(The post below is a possible petition to be sent to legislators in the US Congress. If this was actually delivered as a petition would you sign it? Would you share it with others? Do you think enough people would sign it to make a difference? It certainly does not have to be the document below but I wonder if some sort of statement of fundamental principles signed hopefully by thousands of people would make a difference? I don’t know. And like I said before what is expressed below is my ideas in my words and I am sure that others may find better ways to express the message. The important thing is that a message be sent)
It is time, in fact long past time, for a real change in the mental health system. It is time for a difference that makes a difference. The following principles are some of the ideas that we think should guide that change. We urge you to consider them as you look to devise legislation that addresses the massive needs for effective and humane change facing the mental health system.
1. The system should start with the assumption of the worth and dignity of every human being it serves. No program or service or approach that either directly or indirectly challenges that should be part of this system. No one served by the system should ever have their worth measured by the severity of the issues they face in life or their response to suggestions made to them about how to address those issues.
2. The human and civil rights of the people served in the system should never be seen as blocking or making help impossible. They should not be seen as blocking the way but as a foundation of defining the way to more effectively helping people.
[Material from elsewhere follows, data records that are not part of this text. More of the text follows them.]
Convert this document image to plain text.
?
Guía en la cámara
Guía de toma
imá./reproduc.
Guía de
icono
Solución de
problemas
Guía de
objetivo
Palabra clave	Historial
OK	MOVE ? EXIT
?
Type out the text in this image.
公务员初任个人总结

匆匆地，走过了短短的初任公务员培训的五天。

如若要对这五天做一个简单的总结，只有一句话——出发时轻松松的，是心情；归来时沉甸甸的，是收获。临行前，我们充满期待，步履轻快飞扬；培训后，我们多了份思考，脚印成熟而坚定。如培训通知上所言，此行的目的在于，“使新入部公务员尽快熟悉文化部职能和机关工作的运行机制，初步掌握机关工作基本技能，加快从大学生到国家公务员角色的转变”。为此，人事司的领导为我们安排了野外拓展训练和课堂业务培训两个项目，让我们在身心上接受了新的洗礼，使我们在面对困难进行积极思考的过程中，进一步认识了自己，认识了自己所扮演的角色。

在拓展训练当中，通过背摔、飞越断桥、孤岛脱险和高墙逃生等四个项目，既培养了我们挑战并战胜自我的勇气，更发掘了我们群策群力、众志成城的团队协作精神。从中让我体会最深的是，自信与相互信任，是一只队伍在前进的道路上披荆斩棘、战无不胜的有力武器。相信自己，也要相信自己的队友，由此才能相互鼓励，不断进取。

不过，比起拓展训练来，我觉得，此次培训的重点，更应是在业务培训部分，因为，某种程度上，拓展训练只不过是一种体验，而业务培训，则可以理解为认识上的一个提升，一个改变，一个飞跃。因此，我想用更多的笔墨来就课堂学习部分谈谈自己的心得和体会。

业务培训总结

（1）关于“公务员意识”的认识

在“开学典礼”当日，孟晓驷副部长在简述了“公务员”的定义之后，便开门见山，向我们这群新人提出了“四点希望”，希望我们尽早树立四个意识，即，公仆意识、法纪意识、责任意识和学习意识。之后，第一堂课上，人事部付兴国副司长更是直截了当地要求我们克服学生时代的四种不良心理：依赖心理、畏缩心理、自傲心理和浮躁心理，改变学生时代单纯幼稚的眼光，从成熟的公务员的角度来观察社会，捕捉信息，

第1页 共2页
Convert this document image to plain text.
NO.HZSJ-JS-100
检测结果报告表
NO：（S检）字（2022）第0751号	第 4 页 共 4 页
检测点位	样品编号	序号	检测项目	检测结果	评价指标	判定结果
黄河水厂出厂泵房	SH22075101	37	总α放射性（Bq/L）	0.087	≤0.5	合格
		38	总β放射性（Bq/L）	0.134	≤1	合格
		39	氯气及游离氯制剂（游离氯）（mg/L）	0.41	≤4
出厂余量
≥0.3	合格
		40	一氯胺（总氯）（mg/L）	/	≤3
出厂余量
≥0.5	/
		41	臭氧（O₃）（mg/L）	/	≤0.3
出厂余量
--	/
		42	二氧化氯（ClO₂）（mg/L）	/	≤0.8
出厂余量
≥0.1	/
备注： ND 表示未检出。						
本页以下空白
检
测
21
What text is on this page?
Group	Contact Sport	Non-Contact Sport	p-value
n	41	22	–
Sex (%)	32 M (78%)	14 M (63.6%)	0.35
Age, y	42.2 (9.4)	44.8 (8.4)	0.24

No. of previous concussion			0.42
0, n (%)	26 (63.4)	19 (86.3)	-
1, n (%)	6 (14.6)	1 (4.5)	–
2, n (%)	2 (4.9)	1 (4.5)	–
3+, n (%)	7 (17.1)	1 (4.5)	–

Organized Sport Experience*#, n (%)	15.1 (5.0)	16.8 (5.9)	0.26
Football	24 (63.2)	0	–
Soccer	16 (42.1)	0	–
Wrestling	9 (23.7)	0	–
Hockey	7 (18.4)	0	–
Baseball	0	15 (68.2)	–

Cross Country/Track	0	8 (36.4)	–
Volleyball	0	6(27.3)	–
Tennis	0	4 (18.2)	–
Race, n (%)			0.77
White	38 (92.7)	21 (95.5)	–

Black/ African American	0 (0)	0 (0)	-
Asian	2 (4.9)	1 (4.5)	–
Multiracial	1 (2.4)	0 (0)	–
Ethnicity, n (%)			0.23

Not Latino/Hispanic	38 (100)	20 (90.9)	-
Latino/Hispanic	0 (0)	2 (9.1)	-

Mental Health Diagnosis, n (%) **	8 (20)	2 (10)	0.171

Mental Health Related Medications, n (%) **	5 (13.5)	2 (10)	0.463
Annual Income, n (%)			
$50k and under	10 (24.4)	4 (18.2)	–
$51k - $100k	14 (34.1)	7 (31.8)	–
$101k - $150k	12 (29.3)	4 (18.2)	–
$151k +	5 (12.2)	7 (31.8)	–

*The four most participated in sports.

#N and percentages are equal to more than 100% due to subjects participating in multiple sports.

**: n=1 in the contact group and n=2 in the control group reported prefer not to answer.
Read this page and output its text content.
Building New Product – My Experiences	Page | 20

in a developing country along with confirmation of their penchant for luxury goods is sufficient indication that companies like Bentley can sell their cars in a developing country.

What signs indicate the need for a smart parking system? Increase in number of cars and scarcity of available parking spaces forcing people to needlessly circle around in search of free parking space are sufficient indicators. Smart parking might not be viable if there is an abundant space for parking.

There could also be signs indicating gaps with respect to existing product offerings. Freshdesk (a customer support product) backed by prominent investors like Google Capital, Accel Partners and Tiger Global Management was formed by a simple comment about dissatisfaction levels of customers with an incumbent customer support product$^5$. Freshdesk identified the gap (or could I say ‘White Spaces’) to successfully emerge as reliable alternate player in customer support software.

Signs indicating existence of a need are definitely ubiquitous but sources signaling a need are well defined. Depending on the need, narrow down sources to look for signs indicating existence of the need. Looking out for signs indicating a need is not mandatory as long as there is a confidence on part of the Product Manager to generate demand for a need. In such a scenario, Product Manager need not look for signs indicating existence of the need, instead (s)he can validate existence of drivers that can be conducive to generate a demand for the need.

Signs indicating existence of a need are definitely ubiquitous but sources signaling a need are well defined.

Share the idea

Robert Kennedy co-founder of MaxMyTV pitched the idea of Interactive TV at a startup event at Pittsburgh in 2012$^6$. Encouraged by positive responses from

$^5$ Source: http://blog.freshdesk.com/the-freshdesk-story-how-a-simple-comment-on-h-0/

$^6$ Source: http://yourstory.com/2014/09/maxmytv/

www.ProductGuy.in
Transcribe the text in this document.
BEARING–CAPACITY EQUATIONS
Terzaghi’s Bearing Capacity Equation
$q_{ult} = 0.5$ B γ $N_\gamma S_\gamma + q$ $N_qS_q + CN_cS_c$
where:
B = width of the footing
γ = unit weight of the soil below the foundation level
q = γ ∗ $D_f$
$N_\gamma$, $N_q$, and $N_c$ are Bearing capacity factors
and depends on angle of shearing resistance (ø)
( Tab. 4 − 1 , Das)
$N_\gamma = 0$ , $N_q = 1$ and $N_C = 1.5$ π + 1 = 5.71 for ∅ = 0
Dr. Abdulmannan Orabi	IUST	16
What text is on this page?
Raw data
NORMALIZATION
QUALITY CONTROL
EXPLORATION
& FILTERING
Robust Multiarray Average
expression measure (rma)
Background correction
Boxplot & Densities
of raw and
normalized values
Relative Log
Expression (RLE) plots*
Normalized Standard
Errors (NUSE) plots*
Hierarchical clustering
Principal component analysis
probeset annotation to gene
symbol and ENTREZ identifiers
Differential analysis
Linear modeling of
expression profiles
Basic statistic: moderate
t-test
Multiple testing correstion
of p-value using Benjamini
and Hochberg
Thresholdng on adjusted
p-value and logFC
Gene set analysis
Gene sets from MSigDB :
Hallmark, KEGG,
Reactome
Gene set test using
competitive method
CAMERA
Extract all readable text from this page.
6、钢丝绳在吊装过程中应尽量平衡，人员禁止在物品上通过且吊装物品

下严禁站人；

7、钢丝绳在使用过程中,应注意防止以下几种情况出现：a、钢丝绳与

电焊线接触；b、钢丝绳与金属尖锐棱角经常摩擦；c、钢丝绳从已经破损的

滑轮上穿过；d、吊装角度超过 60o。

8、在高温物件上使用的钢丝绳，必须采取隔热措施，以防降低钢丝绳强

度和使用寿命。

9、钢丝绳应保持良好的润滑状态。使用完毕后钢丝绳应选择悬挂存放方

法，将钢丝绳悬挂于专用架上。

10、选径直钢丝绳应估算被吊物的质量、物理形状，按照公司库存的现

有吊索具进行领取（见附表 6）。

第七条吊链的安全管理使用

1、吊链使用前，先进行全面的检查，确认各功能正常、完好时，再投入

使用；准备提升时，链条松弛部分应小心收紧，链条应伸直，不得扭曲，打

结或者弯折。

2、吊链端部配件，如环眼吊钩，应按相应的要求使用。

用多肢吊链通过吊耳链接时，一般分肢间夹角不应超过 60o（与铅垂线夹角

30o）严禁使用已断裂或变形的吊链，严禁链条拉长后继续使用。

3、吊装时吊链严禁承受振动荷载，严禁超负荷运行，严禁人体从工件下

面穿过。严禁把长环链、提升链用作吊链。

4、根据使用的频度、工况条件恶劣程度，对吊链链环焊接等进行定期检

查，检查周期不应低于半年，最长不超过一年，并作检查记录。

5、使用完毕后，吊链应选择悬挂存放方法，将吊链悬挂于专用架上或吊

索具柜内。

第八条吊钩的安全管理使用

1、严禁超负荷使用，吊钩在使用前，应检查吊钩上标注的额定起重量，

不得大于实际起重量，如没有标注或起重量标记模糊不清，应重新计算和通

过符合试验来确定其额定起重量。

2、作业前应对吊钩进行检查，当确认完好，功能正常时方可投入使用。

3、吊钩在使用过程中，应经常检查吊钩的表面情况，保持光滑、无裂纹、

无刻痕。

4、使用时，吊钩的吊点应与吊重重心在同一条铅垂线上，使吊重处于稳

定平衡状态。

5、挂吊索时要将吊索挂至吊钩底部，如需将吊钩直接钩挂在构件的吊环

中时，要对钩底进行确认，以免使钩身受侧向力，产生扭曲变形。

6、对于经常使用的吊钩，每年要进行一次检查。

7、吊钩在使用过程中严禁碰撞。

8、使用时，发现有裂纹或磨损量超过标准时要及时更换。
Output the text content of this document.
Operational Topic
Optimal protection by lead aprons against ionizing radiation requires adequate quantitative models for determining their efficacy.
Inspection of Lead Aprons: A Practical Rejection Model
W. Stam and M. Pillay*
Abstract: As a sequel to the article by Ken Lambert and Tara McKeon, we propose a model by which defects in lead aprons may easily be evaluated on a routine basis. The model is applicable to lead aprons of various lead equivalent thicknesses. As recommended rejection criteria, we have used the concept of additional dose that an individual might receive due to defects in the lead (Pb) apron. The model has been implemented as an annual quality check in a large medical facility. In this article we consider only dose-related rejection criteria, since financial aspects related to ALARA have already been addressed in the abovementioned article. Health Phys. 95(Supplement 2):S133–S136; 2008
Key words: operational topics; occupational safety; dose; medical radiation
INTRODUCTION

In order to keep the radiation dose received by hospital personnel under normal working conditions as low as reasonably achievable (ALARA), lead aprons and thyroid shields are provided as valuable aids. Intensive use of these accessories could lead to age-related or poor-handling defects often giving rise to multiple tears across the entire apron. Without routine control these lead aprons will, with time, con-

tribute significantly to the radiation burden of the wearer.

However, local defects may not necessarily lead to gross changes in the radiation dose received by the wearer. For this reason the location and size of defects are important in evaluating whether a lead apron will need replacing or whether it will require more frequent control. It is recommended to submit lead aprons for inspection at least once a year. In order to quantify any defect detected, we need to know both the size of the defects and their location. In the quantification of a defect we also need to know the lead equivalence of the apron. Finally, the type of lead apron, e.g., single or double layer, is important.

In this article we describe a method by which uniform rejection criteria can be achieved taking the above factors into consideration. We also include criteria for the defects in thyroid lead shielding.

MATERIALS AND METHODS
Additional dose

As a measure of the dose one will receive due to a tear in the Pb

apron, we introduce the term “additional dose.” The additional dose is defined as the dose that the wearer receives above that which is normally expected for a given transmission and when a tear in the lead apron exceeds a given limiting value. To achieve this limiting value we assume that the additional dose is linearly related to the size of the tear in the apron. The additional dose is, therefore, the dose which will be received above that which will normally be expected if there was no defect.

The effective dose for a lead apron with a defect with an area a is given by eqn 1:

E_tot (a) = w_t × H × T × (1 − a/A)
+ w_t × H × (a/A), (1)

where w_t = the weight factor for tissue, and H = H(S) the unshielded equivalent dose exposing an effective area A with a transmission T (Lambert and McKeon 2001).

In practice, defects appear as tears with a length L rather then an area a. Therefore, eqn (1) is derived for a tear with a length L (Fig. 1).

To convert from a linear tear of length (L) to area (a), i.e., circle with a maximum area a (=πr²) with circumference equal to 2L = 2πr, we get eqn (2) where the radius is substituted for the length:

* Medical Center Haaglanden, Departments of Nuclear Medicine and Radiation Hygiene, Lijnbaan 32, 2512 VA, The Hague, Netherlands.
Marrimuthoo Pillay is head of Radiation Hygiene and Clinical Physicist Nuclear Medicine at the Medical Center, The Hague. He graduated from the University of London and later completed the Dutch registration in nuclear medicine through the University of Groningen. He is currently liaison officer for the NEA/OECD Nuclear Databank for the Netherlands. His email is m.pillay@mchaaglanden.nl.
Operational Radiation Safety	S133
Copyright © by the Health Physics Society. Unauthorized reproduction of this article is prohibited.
No one because of the difficulties in their life or the labels put on them because of those labels is any less a human being and anything that would legitimize them being treated as less is wrong.
3. Pain and suffering in life is more than a medical issue and any approach that defines it as simply a symptom or proof of some illness I supposedly have is inadequate and, in fact, harmful. Trauma is real and a major influence in the lives and experience of literally millions of people. Research has shown that countless times over. Before we can have a system that helps people to deal with that trauma we must have a system that recognizes the central role trauma plays in human life and a system grounded purely in mental illness terms will have difficulty doing that.
4. Because what happens to each of us in life matters justice matters. The experience of many of the people served by the mental health system is one of persistent injustice in many areas of their life. They are disproportionately likely to be poor. They are disproportionately likely to be without employment. They are disproportionately likely to be hungry or have difficulties with having an adequate place to live. They are disproportionately likely to be members of marginalized social groups. They are disproportionately likely to have serious medical issues and little or no access to medical care. They are disproportionately likely to be the victims of multiple traumas in their lives, often violent and often repeated time after time. Reform that ignores the issue of justice is less than the reform we need.
5. Many people with mental health issues in their life do find and build a better life. Recovery is a real thing. The lives of thousands and thousands of people bear witness to that. Any effort to reform needs to be based on the reality of recovery and the realism of hope. People need not be dependent upon the system that serves them. The experience of those who have found some measure of recovery in life should be treated as a valuable resource both for the system and for the people it serves.
6. The people served in the mental health system have the right to an honest system. Those who work as part of the system should be honest both about what they do know and what they dont, the risks as well as the benefits of any recommended treatments. Medication may be helpful to some people but it also has life changing and even life ending risks. The decision rather or not to use medication should be based on more than the authority of the doctor prescribing. We also feel that a system that rests largely upon the use of medication is not the best or safest system for the people it serves and that real effort needs to be put into developing a system that is not pharmaceutically based.
7. The containment of the “mentally ill” is not the answer to the violence that plagues this society and any measure that states or even implies that is a simplistic answer that ignores the real issues of a serious problem and unfairly stigmatizes anyone with a mental health diagnoses and makes it more likely that in the future people will avoid seeking help for fear of having a label put upon them.
8. Being labeled as “mentally ill” has real life consequences and any attempt at reform should address those consequences. Discrimination is real in many areas of life. The language used frequently in the wider society and too frequently by those in positions of leadership is too often blaming, ridiculing, or inflammatory.
9. In a society that prides itself as being free the empowerment of each citizen to make fundamental decisions about the direction of their lives should be unquestioned. In the mental health system it often is not. We think the empowerment of the people it serves to make decisions about their own lives and helping them to acquire the tools and knowledge to make the best possible decisions for their life is what the mental health system should be about.
We seek a system that helps people in need to find and build a better life for them and their families. We seek a system which would better help deliver the promises of this country to all its citizens. We seek a system based on justice and driven by honesty. We seek a system that believes in hope and one that believes the people it serves have reason to hope. While these principles do not begin to address or answer all the questions in front of us we believe they offer the framework for developing the kind of mental health system we all deserve.